White-eyed Vireo
Vireo griseus
"Whip-John-with-it" · "Quick-three-beers"
When in Memphis
Migration
Migration
White-eyed Vireo · ~2,800 mi round-trip
White-eyed Vireo
Look for
A small, olive-backed songbird with a bold yellow spectacles (eye-ring + supraloral stripe), yellow flanks, two white wing bars, and a distinctive white eye — the only Memphis vireo with a pale eye.
Size: ~5" — small, sparrow-like in shape.
Listen for
- Song: an emphatic, rapid-fire 6-note phrase — "chick-perry-weedle-chick!" Sometimes transcribed as "quick-give-me-a-rain-check!" or "whip-tom-kelly!"
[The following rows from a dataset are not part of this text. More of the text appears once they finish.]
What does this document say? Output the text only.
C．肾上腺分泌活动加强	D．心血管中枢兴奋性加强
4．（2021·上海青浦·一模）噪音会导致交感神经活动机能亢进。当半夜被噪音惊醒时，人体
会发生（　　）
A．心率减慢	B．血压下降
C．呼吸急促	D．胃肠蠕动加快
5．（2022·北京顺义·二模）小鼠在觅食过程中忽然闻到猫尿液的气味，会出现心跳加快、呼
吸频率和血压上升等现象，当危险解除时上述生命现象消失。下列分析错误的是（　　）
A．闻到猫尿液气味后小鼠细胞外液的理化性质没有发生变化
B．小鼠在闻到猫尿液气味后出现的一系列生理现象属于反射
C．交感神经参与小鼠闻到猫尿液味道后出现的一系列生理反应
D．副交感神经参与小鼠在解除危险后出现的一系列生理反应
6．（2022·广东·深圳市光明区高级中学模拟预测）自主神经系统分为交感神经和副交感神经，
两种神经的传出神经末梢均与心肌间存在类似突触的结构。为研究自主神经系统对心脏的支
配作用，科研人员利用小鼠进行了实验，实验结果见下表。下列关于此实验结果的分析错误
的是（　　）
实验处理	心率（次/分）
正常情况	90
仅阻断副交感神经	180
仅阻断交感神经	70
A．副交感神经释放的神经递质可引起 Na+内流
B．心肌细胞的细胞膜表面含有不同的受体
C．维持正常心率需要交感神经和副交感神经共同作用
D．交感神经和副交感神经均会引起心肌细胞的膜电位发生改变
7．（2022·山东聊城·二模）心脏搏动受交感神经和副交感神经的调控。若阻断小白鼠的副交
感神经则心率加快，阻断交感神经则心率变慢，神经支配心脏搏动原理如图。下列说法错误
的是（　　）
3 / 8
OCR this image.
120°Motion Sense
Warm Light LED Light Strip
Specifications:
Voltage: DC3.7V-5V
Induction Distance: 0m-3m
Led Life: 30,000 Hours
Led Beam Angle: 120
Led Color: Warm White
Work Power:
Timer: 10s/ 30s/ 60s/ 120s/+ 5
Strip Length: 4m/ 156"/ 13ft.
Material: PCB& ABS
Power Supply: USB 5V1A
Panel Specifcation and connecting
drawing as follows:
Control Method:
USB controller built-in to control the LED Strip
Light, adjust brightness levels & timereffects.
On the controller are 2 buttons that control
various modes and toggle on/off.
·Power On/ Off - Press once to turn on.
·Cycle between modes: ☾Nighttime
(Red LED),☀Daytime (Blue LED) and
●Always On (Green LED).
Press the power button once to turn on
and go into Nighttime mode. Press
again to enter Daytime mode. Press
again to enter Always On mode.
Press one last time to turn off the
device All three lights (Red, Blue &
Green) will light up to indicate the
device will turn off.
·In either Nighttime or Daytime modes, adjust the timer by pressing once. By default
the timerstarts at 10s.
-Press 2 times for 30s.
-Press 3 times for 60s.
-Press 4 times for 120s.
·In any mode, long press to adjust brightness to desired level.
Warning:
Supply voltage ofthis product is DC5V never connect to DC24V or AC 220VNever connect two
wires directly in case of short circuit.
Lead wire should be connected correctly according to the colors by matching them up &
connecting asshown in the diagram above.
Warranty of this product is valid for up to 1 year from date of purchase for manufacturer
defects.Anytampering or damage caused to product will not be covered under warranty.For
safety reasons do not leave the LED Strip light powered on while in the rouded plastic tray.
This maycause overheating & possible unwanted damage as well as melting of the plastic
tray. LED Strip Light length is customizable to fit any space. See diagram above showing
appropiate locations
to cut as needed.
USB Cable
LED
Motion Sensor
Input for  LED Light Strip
- Abrupt, loud, repeated every few seconds from dense cover.
Where in Memphis
Dense shrubby cover — the warbler-habitat equivalent for vireos. Overgrown fields, hedgerows, bramble thickets, forest edges.
- Shelby Farms shrub edges and overgrown meadows
- Wolf River Greenway brambles
- Overton Park edges
- Meeman-Shelby young-growth areas
Summer breeder — arrives mid-April, gone by late September.
Behavior
- Low foragers — work in shrubs 2–10 ft up, rarely in high canopy.
- Weaves hanging cup nests — densely woven in shrub forks.
- Skulkers — loud but hard to see.
Story
Every regional phrase for the song
Folk transcriptions vary across the South:
- "Quick, give me a rain check!" (Mid-South standard)
- "Whip, Tom Kelly!" (Appalachia)
- "Chick-perry-weedle-chick" (technical)
The song is so distinctive and abrupt that every region wrote its own mnemonic.
The white eye
Only Memphis vireo with a white eye (adults). Red-eyed, Philadelphia, Warbling, and Blue-headed Vireos all have dark eyes. The white eye is the quickest ID in hand.
The thicket specialist
While Red-eyed Vireos own the canopy, White-eyed Vireos own the bramble layer. Their habitats don't really overlap much — they're complementary.
Fun facts
- They winter in Central America and the Caribbean.
- Song speed and repetition varies by individual — some local males are easy to ID by rhythm.
- Oldest known wild White-eyed Vireo: 10+ years.
- Their scientific name griseus means "gray" in Latin (despite them being olive-yellow).